Epstein is on the steering committee for the Boston Modern Orchestra Project Scoreboard and was composer in residence for the Radius Ensemble in 2009 and 2010. Her work has been recorded by cellist Rhonda Rider, and English horn soloist Robert Sheena and the Boston Conservatory Wind Ensemble under the direction of Eric Hewitt. Her string quartet, Hidden Flowers, was commissioned by the Tanglewood Music Center for the 2012 Festival of Contemporary Music. In November 2015, she released Hypnagogia, a CD of her chamber music. She teaches composition at Berklee College of Music and Boston Conservatory at Berklee.
"There's a misconception about our department that because we teach the core courses, we're sort of old fashioned, and we're not. In some ways we're even more adventurous than people in some of the other departments."
"I would say that the composition students here are not composing jazz.

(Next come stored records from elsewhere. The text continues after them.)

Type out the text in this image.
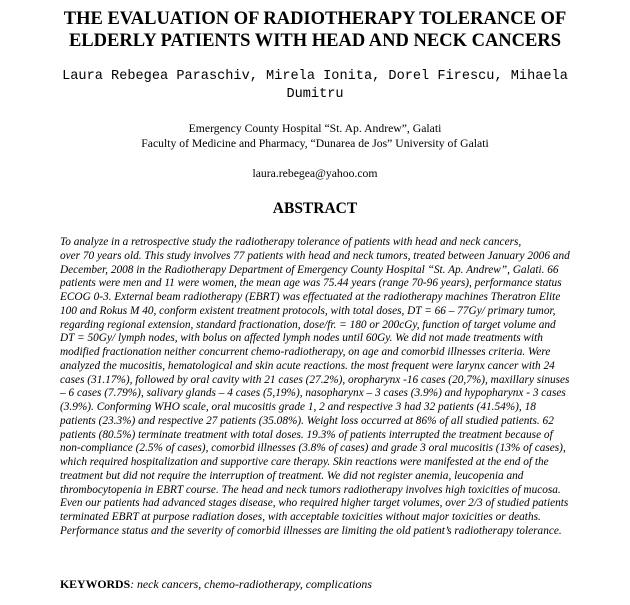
THE EVALUATION OF RADIOTHERAPY TOLERANCE OF
ELDERLY PATIENTS WITH HEAD AND NECK CANCERS

Laura Rebegea Paraschiv, Mirela Ionita, Dorel Firescu, Mihaela
Dumitru

Emergency County Hospital “St. Ap. Andrew”, Galati
Faculty of Medicine and Pharmacy, “Dunarea de Jos” University of Galati

laura.rebegea@yahoo.com

ABSTRACT
To analyze in a retrospective study the radiotherapy tolerance of patients with head and neck cancers,
over 70 years old. This study involves 77 patients with head and neck tumors, treated between January 2006 and
December, 2008 in the Radiotherapy Department of Emergency County Hospital “St. Ap. Andrew”, Galati. 66
patients were men and 11 were women, the mean age was 75.44 years (range 70-96 years), performance status
ECOG 0-3. External beam radiotherapy (EBRT) was effectuated at the radiotherapy machines Theratron Elite
100 and Rokus M 40, conform existent treatment protocols, with total doses, DT = 66 – 77Gy/ primary tumor,
regarding regional extension, standard fractionation, dose/fr. = 180 or 200cGy, function of target volume and
DT = 50Gy/ lymph nodes, with bolus on affected lymph nodes until 60Gy. We did not made treatments with
modified fractionation neither concurrent chemo-radiotherapy, on age and comorbid illnesses criteria. Were
analyzed the mucositis, hematological and skin acute reactions. the most frequent were larynx cancer with 24
cases (31.17%), followed by oral cavity with 21 cases (27.2%), oropharynx -16 cases (20,7%), maxillary sinuses
– 6 cases (7.79%), salivary glands – 4 cases (5,19%), nasopharynx – 3 cases (3.9%) and hypopharynx - 3 cases
(3.9%). Conforming WHO scale, oral mucositis grade 1, 2 and respective 3 had 32 patients (41.54%), 18
patients (23.3%) and respective 27 patients (35.08%). Weight loss occurred at 86% of all studied patients. 62
patients (80.5%) terminate treatment with total doses. 19.3% of patients interrupted the treatment because of
non-compliance (2.5% of cases), comorbid illnesses (3.8% of cases) and grade 3 oral mucositis (13% of cases),
which required hospitalization and supportive care therapy. Skin reactions were manifested at the end of the
treatment but did not require the interruption of treatment. We did not register anemia, leucopenia and
thrombocytopenia in EBRT course. The head and neck tumors radiotherapy involves high toxicities of mucosa.
Even our patients had advanced stages disease, who required higher target volumes, over 2/3 of studied patients
terminated EBRT at purpose radiation doses, with acceptable toxicities without major toxicities or deaths.
Performance status and the severity of comorbid illnesses are limiting the old patient’s radiotherapy tolerance.

KEYWORDS: neck cancers, chemo-radiotherapy, complications
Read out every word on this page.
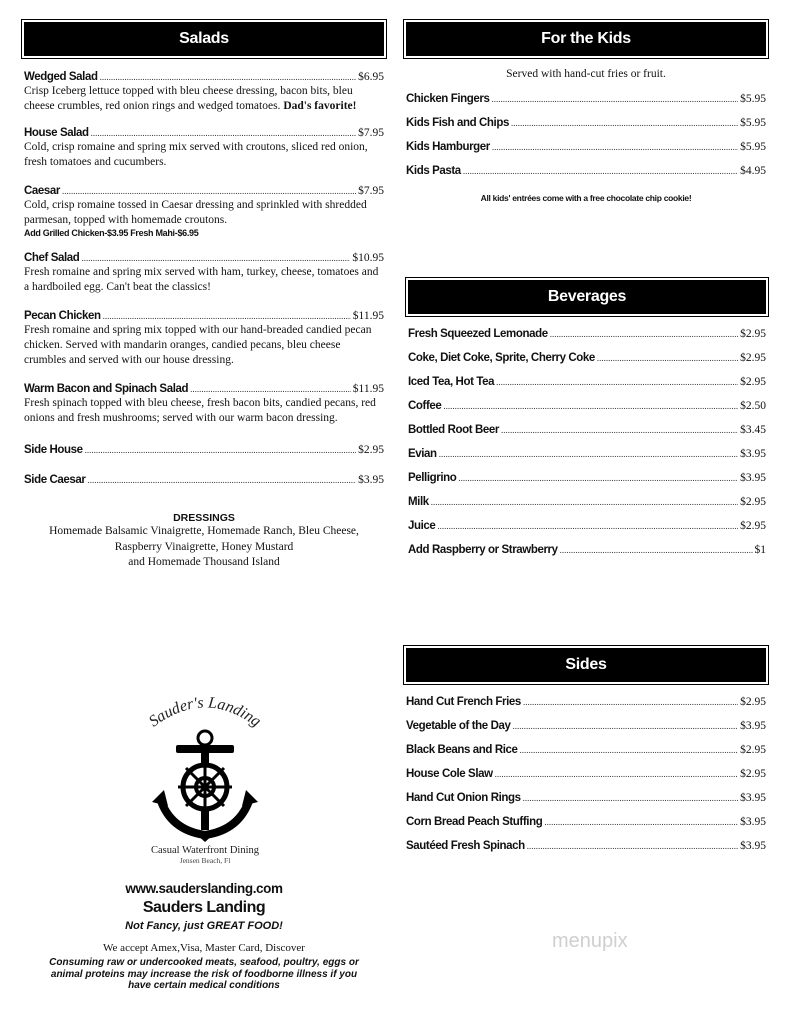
Salads
Wedged Salad .....	$6.95
Crisp Iceberg lettuce topped with bleu cheese dressing, bacon bits, bleu cheese crumbles, red onion rings and wedged tomatoes. Dad's favorite!
House Salad .....	$7.95
Cold, crisp romaine and spring mix served with croutons, sliced red onion, fresh tomatoes and cucumbers.
Caesar .....	$7.95
Cold, crisp romaine tossed in Caesar dressing and sprinkled with shredded parmesan, topped with homemade croutons.
Add Grilled Chicken-$3.95 Fresh Mahi-$6.95
Chef Salad .....	$10.95
Fresh romaine and spring mix served with ham, turkey, cheese, tomatoes and a hardboiled egg. Can't beat the classics!
Pecan Chicken .....	$11.95
Fresh romaine and spring mix topped with our hand-breaded candied pecan chicken. Served with mandarin oranges, candied pecans, bleu cheese crumbles and served with our house dressing.
Warm Bacon and Spinach Salad .....	$11.95
Fresh spinach topped with bleu cheese, fresh bacon bits, candied pecans, red onions and fresh mushrooms; served with our warm bacon dressing.
Side House .....	$2.95
Side Caesar .....	$3.95
DRESSINGS
Homemade Balsamic Vinaigrette, Homemade Ranch, Bleu Cheese,
Raspberry Vinaigrette, Honey Mustard
and Homemade Thousand Island
Sauder's Landing
Casual Waterfront Dining
Jensen Beach, Fl
www.sauderslanding.com
Sauders Landing
Not Fancy, just GREAT FOOD!
We accept Amex,Visa, Master Card, Discover
Consuming raw or undercooked meats, seafood, poultry, eggs or animal proteins may increase the risk of foodborne illness if you have certain medical conditions
For the Kids
Served with hand-cut fries or fruit.
Chicken Fingers .....	$5.95
Kids Fish and Chips .....	$5.95
Kids Hamburger .....	$5.95
Kids Pasta .....	$4.95
All kids' entrées come with a free chocolate chip cookie!
Beverages
Fresh Squeezed Lemonade .....	$2.95
Coke, Diet Coke, Sprite, Cherry Coke .....	$2.95
Iced Tea, Hot Tea .....	$2.95
Coffee .....	$2.50
Bottled Root Beer .....	$3.45
Evian .....	$3.95
Pelligrino .....	$3.95
Milk .....	$2.95
Juice .....	$2.95
Add Raspberry or Strawberry .....	$1
Sides
Hand Cut French Fries .....	$2.95
Vegetable of the Day .....	$3.95
Black Beans and Rice .....	$2.95
House Cole Slaw .....	$2.95
Hand Cut Onion Rings .....	$3.95
Corn Bread Peach Stuffing .....	$3.95
Sautéed Fresh Spinach .....	$3.95
menupix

Specifically, they're not composing commercial music. They're not composing jingles. They may be composing film music because we have a lot of dual majors. They're usually composing music that's artistically interesting and specifically for the concert hall."
"I think we do a better job of teaching concert music here than at other, more conventional music schools. Not only are the students here exposed to the whole classical canon, they're exposed to all different contemporary styles: jazz and all different kinds of pop styles and everything. So in a way they're getting a broader education."
"To graduate, students have to have a portfolio of pieces, and—very important—they have to have a certain number of these pieces performed because one of the aspects of a composer's training is, how do you get people to play your music?"
"The number one thing I do is to try to get students to hear everything they write. In my Techniques of Tonal Writing (CM-221) class, students are always writing for piano, and I spend a very substantial part of the class playing their pieces for them. Because I don't think you can compose in a vacuum. You have to be listening to what you're writing all the time. The feedback from me as a performer is invaluable because I can say, 'Well, this isn't playable in this situation because of this,' whereas if they're just sitting and sequencing what they're writing, they don't know what a human can and can't do."
"You have to develop really good writing skills before the technology will work for you in the way it's supposed to. And live performance, the human element, is so intangible but so necessary and so exciting."